Here are a few interesting information we got to find out:
Virtual Reality (VR) and Augmented Reality (AR) are not the same things
Understandably, it is easy to get confused by this.
According to Judith Okonkwo, VR is the experience of an immersive 360 environment that can be created using computer-generated content and 360 photos and videos.
Basically, it is a computer-generated simulation that replaces one’s environment.
On the other hand, AR is when an enhancement of one’s real world with some virtual objects is used.
This is when you get to add computer-generated content to your existing reality.
Snapchat face filters or Pokemon Go are examples of AR. It gives new meaning to the phrase “they live among us”.
VR has the potential to help Africa tackle major issues in education and healthcare, amongst other pressing issues the continent faces.
In education, many government-funded schools are over-populated with students combined with limited teaching and financial resources.
However, according to Judith:
“with VR [as a learning aid] students can do experiments in virtual labs; explore the pyramids of Egypt, the human body or the solar system!”

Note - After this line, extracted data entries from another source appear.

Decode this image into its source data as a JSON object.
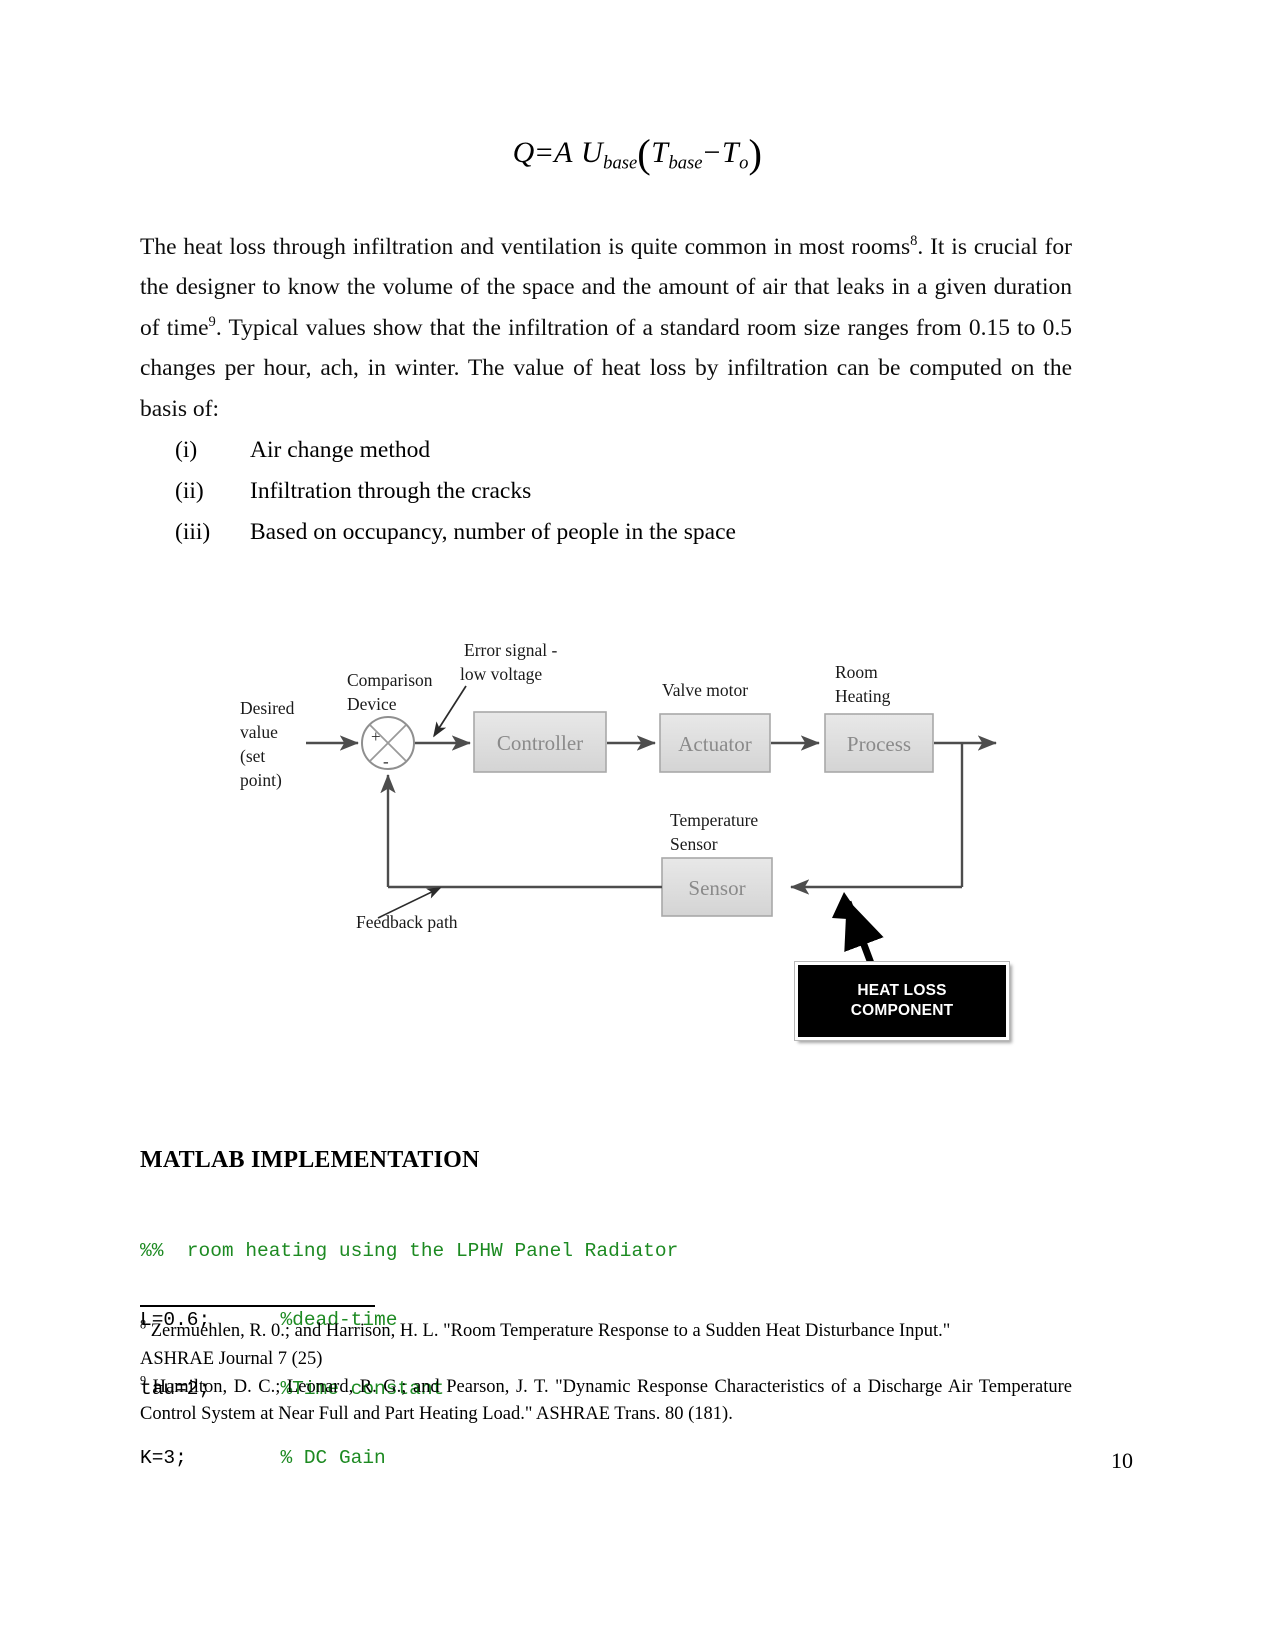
{
  "equation": {
    "lhs": "Q",
    "equals": "=",
    "a": "A",
    "u": "U",
    "u_sub": "base",
    "open_paren": "(",
    "t1": "T",
    "t1_sub": "base",
    "minus": "−",
    "t2": "T",
    "t2_sub": "o",
    "close_paren": ")",
    "plain": "Q = A U base ( T base − T o )"
  },
  "paragraph": {
    "part1": "The heat loss through infiltration and ventilation is quite common in most rooms",
    "sup1": "8",
    "part2": ". It is crucial for the designer to know the volume of the space and the amount of air that leaks in a given duration of time",
    "sup2": "9",
    "part3": ". Typical values show that the infiltration of a standard room size ranges from 0.15 to 0.5 changes per hour, ach, in winter. The value of heat loss by infiltration can be computed on the basis of:"
  },
  "list": {
    "items": [
      {
        "marker": "(i)",
        "label": "Air change method"
      },
      {
        "marker": "(ii)",
        "label": "Infiltration through the cracks"
      },
      {
        "marker": "(iii)",
        "label": "Based on occupancy, number of people in the space"
      }
    ]
  },
  "diagram": {
    "labels": {
      "desired_value": "Desired",
      "desired_value_2": "value",
      "desired_value_3": "(set",
      "desired_value_4": "point)",
      "comparison_device_1": "Comparison",
      "comparison_device_2": "Device",
      "error_signal_1": "Error signal -",
      "error_signal_2": "low voltage",
      "valve_motor": "Valve motor",
      "room_heating_1": "Room",
      "room_heating_2": "Heating",
      "temperature_sensor_1": "Temperature",
      "temperature_sensor_2": "Sensor",
      "feedback_path": "Feedback path"
    },
    "blocks": {
      "controller": "Controller",
      "actuator": "Actuator",
      "process": "Process",
      "sensor": "Sensor"
    },
    "summing_junction": {
      "plus": "+",
      "minus": "-"
    },
    "callout": {
      "line1": "HEAT LOSS",
      "line2": "COMPONENT"
    },
    "colors": {
      "block_fill": "#dedede",
      "block_border": "#9a9a9a",
      "block_text": "#8a8a8a",
      "line": "#4d4d4d",
      "callout_bg": "#000000",
      "callout_text": "#ffffff"
    }
  },
  "matlab": {
    "heading": "MATLAB IMPLEMENTATION",
    "code_lines": [
      {
        "code": "%%  room heating using the LPHW Panel Radiator",
        "comment": "",
        "type": "comment"
      },
      {
        "code": "L=0.6;",
        "pad": "      ",
        "comment": "%dead-time",
        "type": "statement"
      },
      {
        "code": "tau=2;",
        "pad": "      ",
        "comment": "%Time constant",
        "type": "statement"
      },
      {
        "code": "K=3;",
        "pad": "        ",
        "comment": "% DC Gain",
        "type": "statement"
      }
    ],
    "comment_color": "#1d8a22"
  },
  "footnotes": [
    {
      "marker": "8",
      "text_line1": "Zermuehlen, R. 0.; and Harrison, H. L. \"Room Temperature Response to a Sudden Heat Disturbance Input.\"",
      "text_line2": "ASHRAE Journal 7 (25)"
    },
    {
      "marker": "9",
      "text_line1": "Hamilton, D. C.; Leonard, R. G.; and Pearson, J. T. \"Dynamic Response Characteristics of a Discharge Air Temperature Control System at Near Full and Part Heating Load.\" ASHRAE Trans. 80 (181)."
    }
  ],
  "page_number": "10"
}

Experiences that are not economically viable would be a possibility without ever having to leave the classroom or overburden a school’s already strained resources.
And since revamping the educational system is a recurring theme, VR would completely redefine learning in this area.
Even around the world, VR is still considered an emerging technology.
Despite this, Judith Okonkwo states that VR is only limited by the creator’s imagination.
And although the ecosystem gets new stakeholders with time, there is definitely more room on the table to figure out VR’s direction, particularly in Africa.
Especially around the issues of healthcare and education is trying to solve.
Widespread adoption for VR is slow but steadily growing
Virtual Reality as a pursuit can be cost intensive, coupled with the fact that the concept is still gaining traction. The adoption of VR in Africa is not going as quickly as this VR evangelist would like.
“It often seems to me that our journey has just begun,” said Judith Okonkwo.
But concerning the cost of adoption into schools, Judith declared:
“…a school’s VR lab can cost less than a computer lab!”
Encouraging stories from VR content creators shine a light on the possibilities of Virtual Reality.
A notable achievement such as showing a 360 VR Nigerian documentary at the international Venice Film Festival highlights VR’s growing popularity.
And proponents such as Nubian VR build educational content for Virtual Reality supported by UNICEF Innovate spur the movement forward.
Infrastructure and funding are just the tip of the iceberg for challenges hindering VR adoption
Finding people with the skills and expertise in Extended Reality (XR) technologies, (everything from AR to VR) is a major challenge in Africa.
This is despite the fact that there exists a global demand for people with talent in this particular field.
Besides that, there are currently no government policies or incentives to pursue Virtual Reality as a business in the region.
Bear in mind that the challenges of starting and running an enterprise in most parts of Africa is difficult in the best circumstances.
Nonetheless, the cause must soldier on. And that is exactly what Judith Okonkwo plans to do, while recruiting converts to the cause.